The Thai market also corrected but outperformed most other global equity gauges, developed and otherwise, thanks to strong buying interest from local investors. The SET declined 6.8% in October, but the MSCI Emerging Markets gauge lost 10.8%.

The US dollar appreciated as strong US economic numbers led to expectations of more aggressive interest-rate increases by the Federal Reserve. Gold outperformed other risk assets as investors sought a safe haven in the short term. Oil prices dipped as Opec agreed to increase production capacity to offset supply shortfalls from Iran and Venezuela.

Third-quarter results, so far, have beaten expectations for most markets. This may lead to earnings upgrades for year-end 2018 and add some positive momentum to global equity markets.

We believe the correction in stocks is a short-term story. For the long term, the recent correction offers an opportunity to accumulate stocks that offer potential for growth at discounted prices. The consensus projection for global earnings per share (EPS) growth in 2019 of around 10% remains firm.

In addition, global stock markets are trading at a discount to the five-year historical average. Europe, Japan and China in particular offer attractive valuations with decent growth expectations.

At a time when interest rates are trending upward, we foresee foreign-exchange risk in emerging-market currencies and bonds. We prefer short-duration bonds over long durations, and we recommend that all positions be hedged, owing to the prospect of dollar appreciation.
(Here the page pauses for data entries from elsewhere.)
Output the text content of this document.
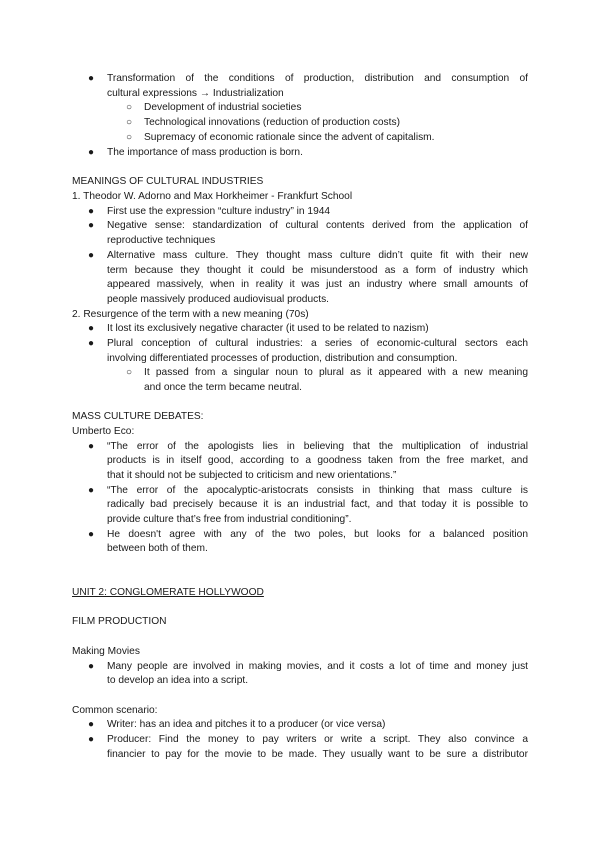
● Transformation of the conditions of production, distribution and consumption of
cultural expressions → Industrialization
○ Development of industrial societies
○ Technological innovations (reduction of production costs)
○ Supremacy of economic rationale since the advent of capitalism.
● The importance of mass production is born.
MEANINGS OF CULTURAL INDUSTRIES
1. Theodor W. Adorno and Max Horkheimer - Frankfurt School
● First use the expression “culture industry” in 1944
● Negative sense: standardization of cultural contents derived from the application of
reproductive techniques
● Alternative mass culture. They thought mass culture didn’t quite fit with their new
term because they thought it could be misunderstood as a form of industry which
appeared massively, when in reality it was just an industry where small amounts of
people massively produced audiovisual products.
2. Resurgence of the term with a new meaning (70s)
● It lost its exclusively negative character (it used to be related to nazism)
● Plural conception of cultural industries: a series of economic-cultural sectors each
involving differentiated processes of production, distribution and consumption.
○ It passed from a singular noun to plural as it appeared with a new meaning
and once the term became neutral.
MASS CULTURE DEBATES:
Umberto Eco:
● “The error of the apologists lies in believing that the multiplication of industrial
products is in itself good, according to a goodness taken from the free market, and
that it should not be subjected to criticism and new orientations.”
● “The error of the apocalyptic-aristocrats consists in thinking that mass culture is
radically bad precisely because it is an industrial fact, and that today it is possible to
provide culture that’s free from industrial conditioning”.
● He doesn't agree with any of the two poles, but looks for a balanced position
between both of them.
UNIT 2: CONGLOMERATE HOLLYWOOD
FILM PRODUCTION
Making Movies
● Many people are involved in making movies, and it costs a lot of time and money just
to develop an idea into a script.
Common scenario:
● Writer: has an idea and pitches it to a producer (or vice versa)
● Producer: Find the money to pay writers or write a script. They also convince a
financier to pay for the movie to be made. They usually want to be sure a distributor
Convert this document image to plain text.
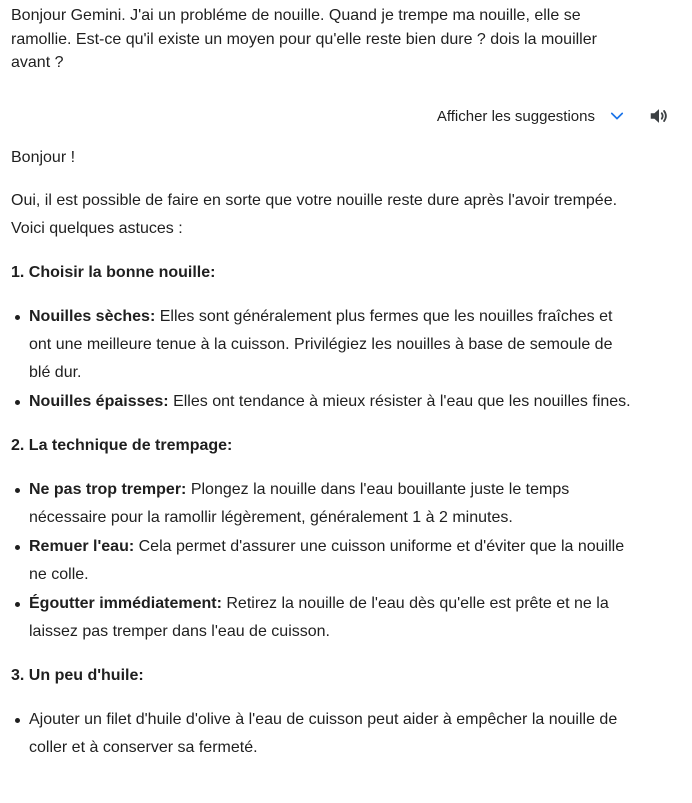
Bonjour Gemini. J'ai un probléme de nouille. Quand je trempe ma nouille, elle se ramollie. Est-ce qu'il existe un moyen pour qu'elle reste bien dure ? dois la mouiller avant ?
Afficher les suggestions

Bonjour !

Oui, il est possible de faire en sorte que votre nouille reste dure après l'avoir trempée. Voici quelques astuces :

1. Choisir la bonne nouille:

Nouilles sèches: Elles sont généralement plus fermes que les nouilles fraîches et ont une meilleure tenue à la cuisson. Privilégiez les nouilles à base de semoule de blé dur.
Nouilles épaisses: Elles ont tendance à mieux résister à l'eau que les nouilles fines.

2. La technique de trempage:

Ne pas trop tremper: Plongez la nouille dans l'eau bouillante juste le temps nécessaire pour la ramollir légèrement, généralement 1 à 2 minutes.
Remuer l'eau: Cela permet d'assurer une cuisson uniforme et d'éviter que la nouille ne colle.
Égoutter immédiatement: Retirez la nouille de l'eau dès qu'elle est prête et ne la laissez pas tremper dans l'eau de cuisson.

3. Un peu d'huile:

Ajouter un filet d'huile d'olive à l'eau de cuisson peut aider à empêcher la nouille de coller et à conserver sa fermeté.
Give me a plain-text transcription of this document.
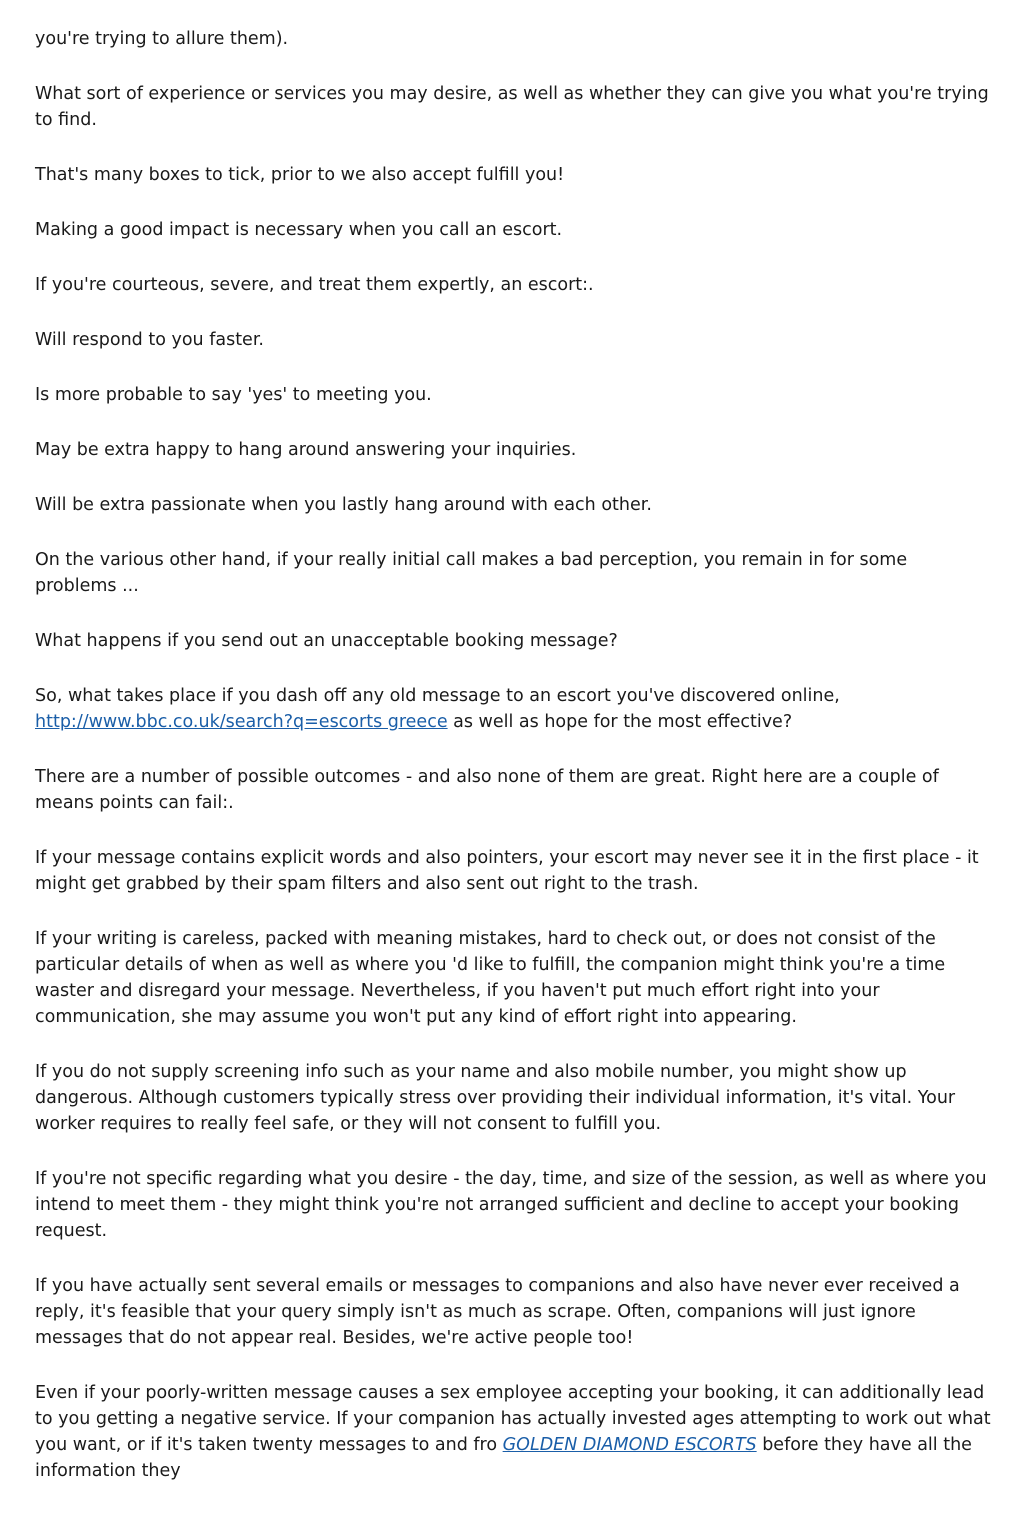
you're trying to allure them).

What sort of experience or services you may desire, as well as whether they can give you what you're trying to find.

That's many boxes to tick, prior to we also accept fulfill you!

Making a good impact is necessary when you call an escort.

If you're courteous, severe, and treat them expertly, an escort:.

Will respond to you faster.

Is more probable to say 'yes' to meeting you.

May be extra happy to hang around answering your inquiries.

Will be extra passionate when you lastly hang around with each other.

On the various other hand, if your really initial call makes a bad perception, you remain in for some problems ...

What happens if you send out an unacceptable booking message?

So, what takes place if you dash off any old message to an escort you've discovered online, http://www.bbc.co.uk/search?q=escorts greece as well as hope for the most effective?

There are a number of possible outcomes - and also none of them are great. Right here are a couple of means points can fail:.

If your message contains explicit words and also pointers, your escort may never see it in the first place - it might get grabbed by their spam filters and also sent out right to the trash.

If your writing is careless, packed with meaning mistakes, hard to check out, or does not consist of the particular details of when as well as where you 'd like to fulfill, the companion might think you're a time waster and disregard your message. Nevertheless, if you haven't put much effort right into your communication, she may assume you won't put any kind of effort right into appearing.

If you do not supply screening info such as your name and also mobile number, you might show up dangerous. Although customers typically stress over providing their individual information, it's vital. Your worker requires to really feel safe, or they will not consent to fulfill you.

If you're not specific regarding what you desire - the day, time, and size of the session, as well as where you intend to meet them - they might think you're not arranged sufficient and decline to accept your booking request.

If you have actually sent several emails or messages to companions and also have never ever received a reply, it's feasible that your query simply isn't as much as scrape. Often, companions will just ignore messages that do not appear real. Besides, we're active people too!

Even if your poorly-written message causes a sex employee accepting your booking, it can additionally lead to you getting a negative service. If your companion has actually invested ages attempting to work out what you want, or if it's taken twenty messages to and fro GOLDEN DIAMOND ESCORTS before they have all the information they
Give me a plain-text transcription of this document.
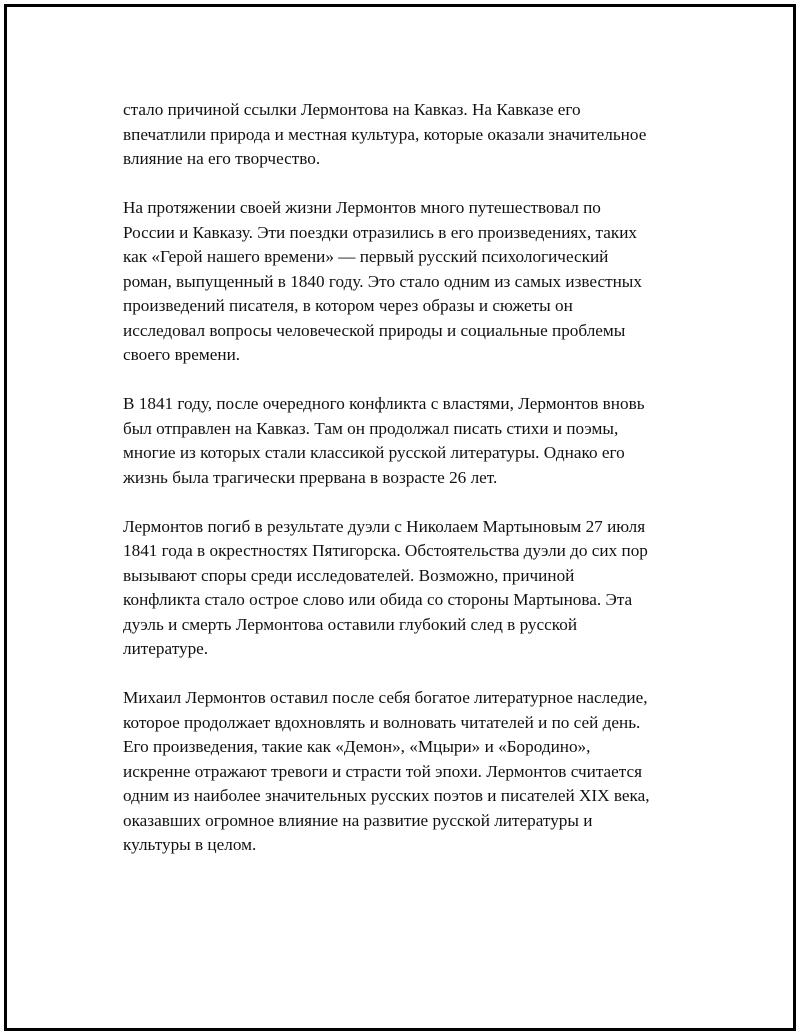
стало причиной ссылки Лермонтова на Кавказ. На Кавказе его
впечатлили природа и местная культура, которые оказали значительное
влияние на его творчество.

На протяжении своей жизни Лермонтов много путешествовал по
России и Кавказу. Эти поездки отразились в его произведениях, таких
как «Герой нашего времени» — первый русский психологический
роман, выпущенный в 1840 году. Это стало одним из самых известных
произведений писателя, в котором через образы и сюжеты он
исследовал вопросы человеческой природы и социальные проблемы
своего времени.

В 1841 году, после очередного конфликта с властями, Лермонтов вновь
был отправлен на Кавказ. Там он продолжал писать стихи и поэмы,
многие из которых стали классикой русской литературы. Однако его
жизнь была трагически прервана в возрасте 26 лет.

Лермонтов погиб в результате дуэли с Николаем Мартыновым 27 июля
1841 года в окрестностях Пятигорска. Обстоятельства дуэли до сих пор
вызывают споры среди исследователей. Возможно, причиной
конфликта стало острое слово или обида со стороны Мартынова. Эта
дуэль и смерть Лермонтова оставили глубокий след в русской
литературе.

Михаил Лермонтов оставил после себя богатое литературное наследие,
которое продолжает вдохновлять и волновать читателей и по сей день.
Его произведения, такие как «Демон», «Мцыри» и «Бородино»,
искренне отражают тревоги и страсти той эпохи. Лермонтов считается
одним из наиболее значительных русских поэтов и писателей XIX века,
оказавших огромное влияние на развитие русской литературы и
культуры в целом.
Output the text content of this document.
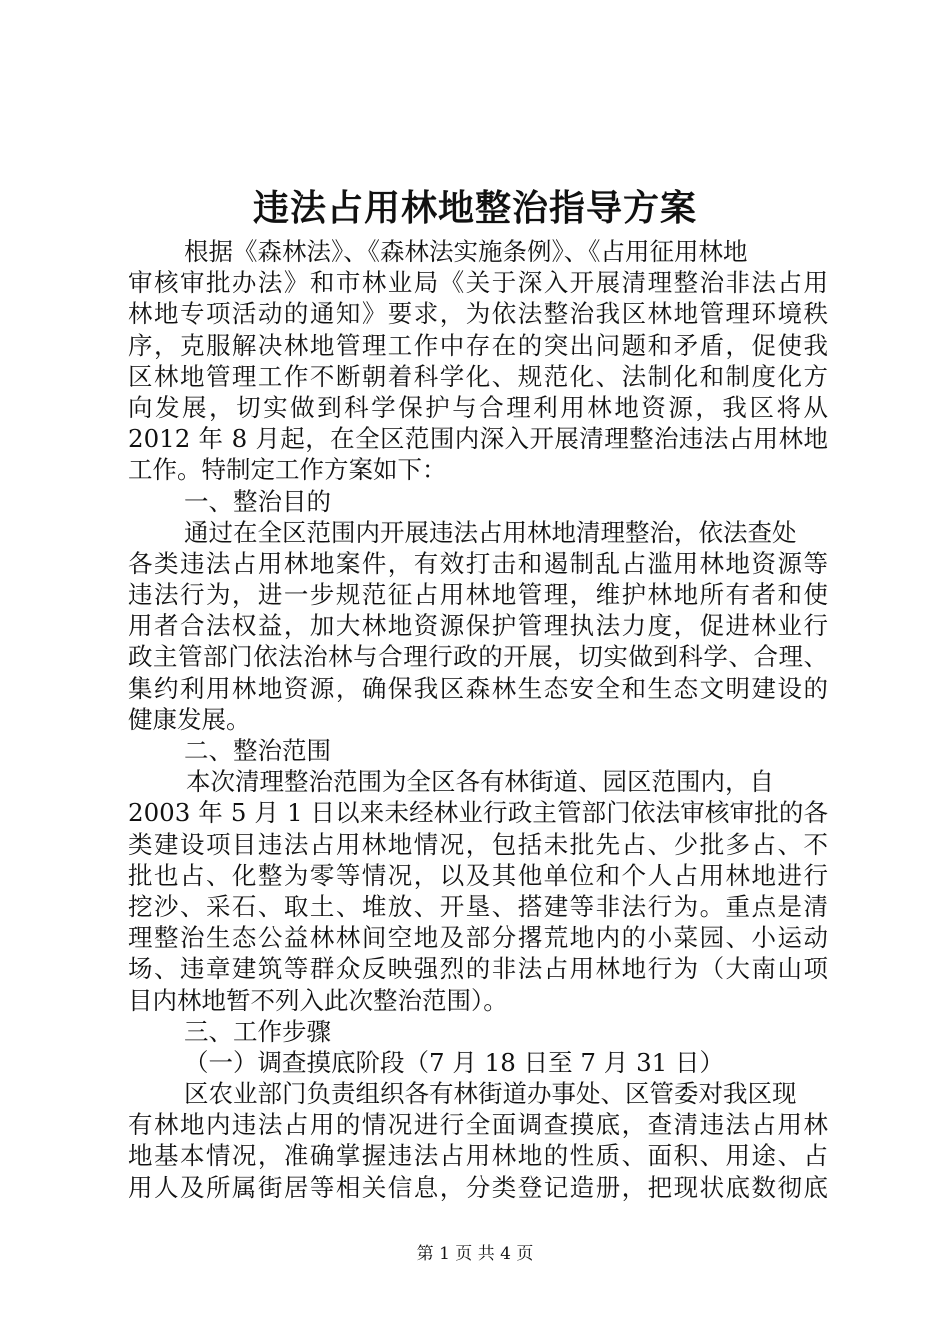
违法占用林地整治指导方案
根据《森林法》、《森林法实施条例》、《占用征用林地
审核审批办法》和市林业局《关于深入开展清理整治非法占用
林地专项活动的通知》要求，为依法整治我区林地管理环境秩
序，克服解决林地管理工作中存在的突出问题和矛盾，促使我
区林地管理工作不断朝着科学化、规范化、法制化和制度化方
向发展，切实做到科学保护与合理利用林地资源，我区将从
2012 年 8 月起，在全区范围内深入开展清理整治违法占用林地
工作。特制定工作方案如下：
一、整治目的
通过在全区范围内开展违法占用林地清理整治，依法查处
各类违法占用林地案件，有效打击和遏制乱占滥用林地资源等
违法行为，进一步规范征占用林地管理，维护林地所有者和使
用者合法权益，加大林地资源保护管理执法力度，促进林业行
政主管部门依法治林与合理行政的开展，切实做到科学、合理、
集约利用林地资源，确保我区森林生态安全和生态文明建设的
健康发展。
二、整治范围
本次清理整治范围为全区各有林街道、园区范围内，自
2003 年 5 月 1 日以来未经林业行政主管部门依法审核审批的各
类建设项目违法占用林地情况，包括未批先占、少批多占、不
批也占、化整为零等情况，以及其他单位和个人占用林地进行
挖沙、采石、取土、堆放、开垦、搭建等非法行为。重点是清
理整治生态公益林林间空地及部分撂荒地内的小菜园、小运动
场、违章建筑等群众反映强烈的非法占用林地行为（大南山项
目内林地暂不列入此次整治范围）。
三、工作步骤
（一）调查摸底阶段（7 月 18 日至 7 月 31 日）
区农业部门负责组织各有林街道办事处、区管委对我区现
有林地内违法占用的情况进行全面调查摸底，查清违法占用林
地基本情况，准确掌握违法占用林地的性质、面积、用途、占
用人及所属街居等相关信息，分类登记造册，把现状底数彻底
第 1 页 共 4 页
We still believe that developed equity markets such as the US, euro zone and Japan will not be affected much by a trade war and sell-offs linked to forex depreciation. In terms of sectors, technology still attracts us in terms of long-term growth potential.

For the Thai market, we maintain our neutral view. Third-quarter results should support our 2018 EPS forecast, but a slowdown in tourist arrivals and a pullback in exports will discourage investor sentiment in the short term. A SET index below 1,600 points would trigger buying interest of long-term equity funds for tax purposes and support the Thai market.

In the next few weeks, investors should keep an eye on the US midterm elections on Tuesday, the G20 summit in Argentina on Nov 30, and third-quarter results of technology stocks.

In the US elections, if the Democrats win back a majority in the House of Representatives, it could be a turning point for emerging markets and also a negative factor for the US market if legislators block some of President Trump’s policies.

Trade tensions might ease when the G20 leaders meet, which would affect economic fundamentals through 2019.

In addition, third-quarter results, which have so far beaten market expectations, may restore investor confidence and encourage some to seek capital gains towards year-end after the market correction of September and October.